Scala nell'atrio di ingresso
Nel condominio dove vive mia mamma erano state messe delle rampe per disabili essendoci delle scale che nell'androne del palazzo conducono all'ascensore. Ora, dopo la protesta di alcuni che lamentavano la mancata rispondenza a "norma" delle rampe stesse, sono state tolte lasciando varie persone con handicap motorio praticamente impossibilitate ad uscire da casa: è giusto tutto questo e che iniziative potrebbero essere prese per far ripristinare la possibilità di accesso per i disabili nell'edificio?
Lettera firmata
Non conosco la ragione per cui sono state tolte le rampe: se erano fuori norma, dovevano semplicemente essere modificate o sostituite per farle corrispondere a quanto previsto dal Dm 236/89, cioè con una pendenza massima dell'8%. Possiamo ritenere cha non sia stato possibile realizzarle a norma per mancanza di spazio in relazione al dislivello da superare (fatto frequente quando si tratta di atri con scale che conducono all'ascensore). Se questo è il caso dovrebbe essere installato in alternativa un servoscala previa approvazione dell'assemblea condominiale. Se ci sono le condizioni e non si limita l'uso delle parti comuni da parte di altri condomini il servoscala può essere comunque installato senza la citata approvazione. I dettagli su come procedere vanno però ricercati nella legge 13/89 che riguarda l'eliminazione delle barriere architettoniche negli edifici privati e anche come ottenere i contributi.

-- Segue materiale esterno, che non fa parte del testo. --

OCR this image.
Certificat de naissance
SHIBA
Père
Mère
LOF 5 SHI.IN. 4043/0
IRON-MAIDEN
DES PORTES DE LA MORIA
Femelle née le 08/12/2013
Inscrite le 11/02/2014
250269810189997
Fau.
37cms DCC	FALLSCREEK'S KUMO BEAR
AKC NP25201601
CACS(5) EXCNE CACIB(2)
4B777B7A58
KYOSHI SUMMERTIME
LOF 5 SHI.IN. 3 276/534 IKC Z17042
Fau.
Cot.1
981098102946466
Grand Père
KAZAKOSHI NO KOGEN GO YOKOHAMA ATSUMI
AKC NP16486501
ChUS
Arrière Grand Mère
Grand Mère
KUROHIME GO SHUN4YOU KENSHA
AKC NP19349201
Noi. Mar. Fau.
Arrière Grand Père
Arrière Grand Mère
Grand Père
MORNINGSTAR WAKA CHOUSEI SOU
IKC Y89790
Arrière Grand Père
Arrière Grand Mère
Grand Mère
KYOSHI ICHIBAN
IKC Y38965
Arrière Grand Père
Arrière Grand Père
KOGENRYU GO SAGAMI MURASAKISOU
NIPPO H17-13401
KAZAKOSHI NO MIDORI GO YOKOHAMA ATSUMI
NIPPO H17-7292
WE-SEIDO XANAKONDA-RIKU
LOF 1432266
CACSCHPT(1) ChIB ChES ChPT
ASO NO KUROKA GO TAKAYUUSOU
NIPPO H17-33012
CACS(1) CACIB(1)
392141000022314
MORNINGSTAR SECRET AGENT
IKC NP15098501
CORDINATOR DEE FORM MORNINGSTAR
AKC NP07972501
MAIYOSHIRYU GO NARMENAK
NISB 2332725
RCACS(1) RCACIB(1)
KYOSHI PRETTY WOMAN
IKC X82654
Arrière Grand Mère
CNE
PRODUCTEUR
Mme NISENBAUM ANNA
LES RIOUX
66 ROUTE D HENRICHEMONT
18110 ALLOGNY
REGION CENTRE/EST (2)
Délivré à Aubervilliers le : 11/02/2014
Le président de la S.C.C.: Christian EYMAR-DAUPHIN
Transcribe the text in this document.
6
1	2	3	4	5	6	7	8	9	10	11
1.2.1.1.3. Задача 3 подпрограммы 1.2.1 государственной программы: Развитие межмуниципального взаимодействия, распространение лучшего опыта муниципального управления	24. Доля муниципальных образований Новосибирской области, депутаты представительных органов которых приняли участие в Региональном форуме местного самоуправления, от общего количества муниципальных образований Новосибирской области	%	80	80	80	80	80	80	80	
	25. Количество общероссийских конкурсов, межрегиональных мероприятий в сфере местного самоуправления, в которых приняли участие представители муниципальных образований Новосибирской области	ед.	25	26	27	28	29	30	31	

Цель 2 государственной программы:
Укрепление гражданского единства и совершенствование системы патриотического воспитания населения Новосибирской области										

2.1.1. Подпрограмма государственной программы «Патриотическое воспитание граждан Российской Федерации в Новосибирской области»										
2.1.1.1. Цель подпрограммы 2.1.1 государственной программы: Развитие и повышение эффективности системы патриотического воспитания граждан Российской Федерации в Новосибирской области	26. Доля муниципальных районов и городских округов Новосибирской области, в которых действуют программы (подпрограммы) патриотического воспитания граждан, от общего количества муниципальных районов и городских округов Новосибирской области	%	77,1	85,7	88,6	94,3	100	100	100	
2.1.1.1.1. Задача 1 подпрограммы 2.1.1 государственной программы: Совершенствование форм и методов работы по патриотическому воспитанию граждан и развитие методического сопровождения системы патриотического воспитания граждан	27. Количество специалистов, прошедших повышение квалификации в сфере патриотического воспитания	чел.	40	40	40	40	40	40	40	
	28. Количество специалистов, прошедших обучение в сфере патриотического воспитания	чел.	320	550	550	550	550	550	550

Se non è possibile realizzare sia le rampe sia l'installazione fissa del servoscala è sempre possibile ricorrere a un montascale, cioè un ausilio (consigliabile il cingolato) che, con aiuto di terzi, può trasportare persona e carrozzina al piano dell'appartamento interessato. L'ausilio va richiesto all'Asl con la stessa procedura che va adottata per ottenere una carrozzina.